Unlike photosynthesabiosans the spike-headed leaf-tail and relatives reproduce in a way similar to amphibians in the fact that many will gather and release male-cells and female-cells. Just like in photosynthesabiosans the two types have different little tentacles which grasp each other when a cell of the opposite sex is met and then melt together. Just like in creatures from Earth an XX and an XY structure determines of which sex the youngster will be. Apart from some minor differences the determination of the passing on of genes and natural selection is roughly the same as on Earth.

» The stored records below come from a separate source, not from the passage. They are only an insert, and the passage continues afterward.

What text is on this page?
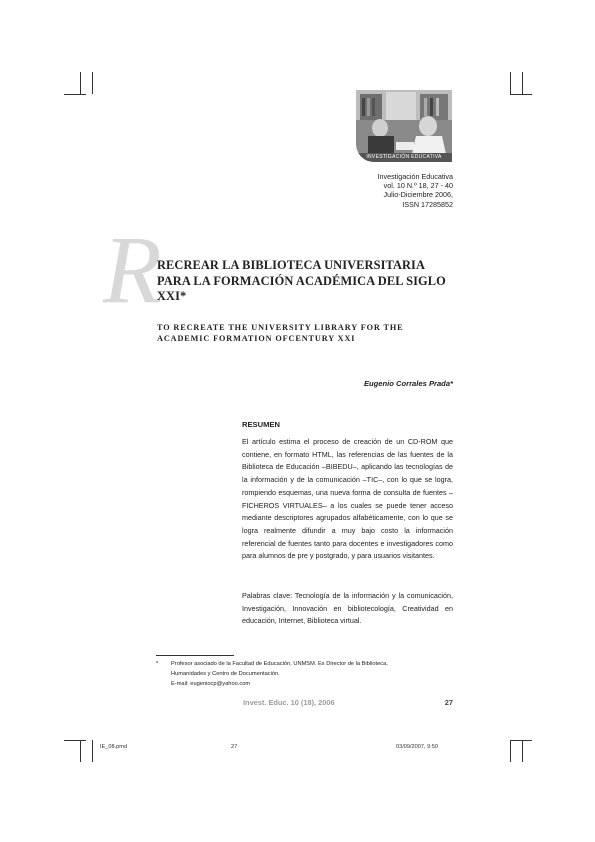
INVESTIGACIÓN EDUCATIVA
Investigación Educativa
vol. 10 N.º 18, 27 - 40
Julio-Diciembre 2006,
ISSN 17285852
R
RECREAR LA BIBLIOTECA UNIVERSITARIA
PARA LA FORMACIÓN ACADÉMICA DEL SIGLO
XXI*
TO RECREATE THE UNIVERSITY LIBRARY FOR THE
ACADEMIC FORMATION OFCENTURY XXI
Eugenio Corrales Prada*
RESUMEN
El artículo estima el proceso de creación de un CD-ROM que contiene, en formato HTML, las referencias de las fuentes de la Biblioteca de Educación –BIBEDU–, aplicando las tecnologías de la información y de la comunicación –TIC–, con lo que se logra, rompiendo esquemas, una nueva forma de consulta de fuentes –FICHEROS VIRTUALES– a los cuales se puede tener acceso mediante descriptores agrupados alfabéticamente, con lo que se logra realmente difundir a muy bajo costo la información referencial de fuentes tanto para docentes e investigadores como para alumnos de pre y postgrado, y para usuarios visitantes.
Palabras clave: Tecnología de la información y la comunicación, Investigación, Innovación en bibliotecología, Creatividad en educación, Internet, Biblioteca virtual.
* Profesor asociado de la Facultad de Educación, UNMSM. Ex Director de la Biblioteca,
Humanidades y Centro de Documentación.
E-mail: eugeniocp@yahoo.com
Invest. Educ. 10 (18), 2006	27
IE_08.pmd	27	03/09/2007, 9:50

In the body of the spike-headed leaf-tail the nutrients gained from the prey are converted into energy. This energy and the energy gained from the algae are joined into a big stream of energy used to power the strong muscles of the tail which is able to swing incredibly fast, making the creature reach speeds up to 30 kilometers per hour. Apart from the leaf-like part at the end of the tail a sail runs along the lower part of the tail and the upper part of the tail and the back. Apart from increasing the speed and keeping the creature balanced the sail is also full of gill like organs which filter oxygen out of the water, just like the gills of fish do, without having to split the water first. The faster the creature swims, the more oxygen can be taken up, making the creature last long with its energy reserves, making it a perfect pursuit predator. The spike-headed leaf-tail is just one example of convergent evolution with creatures on Earth as it is very comparable to both spiders and predatory fish. It is also one example of the incredible variety of creatures Biomnis hosts and there are still many more of those waiting to be seen by human eyes.

P.S. This is part of the JWA-FAB project (JWArtworks Fictional Alien Biota project). This scene is fictional and not supported by true discoveries.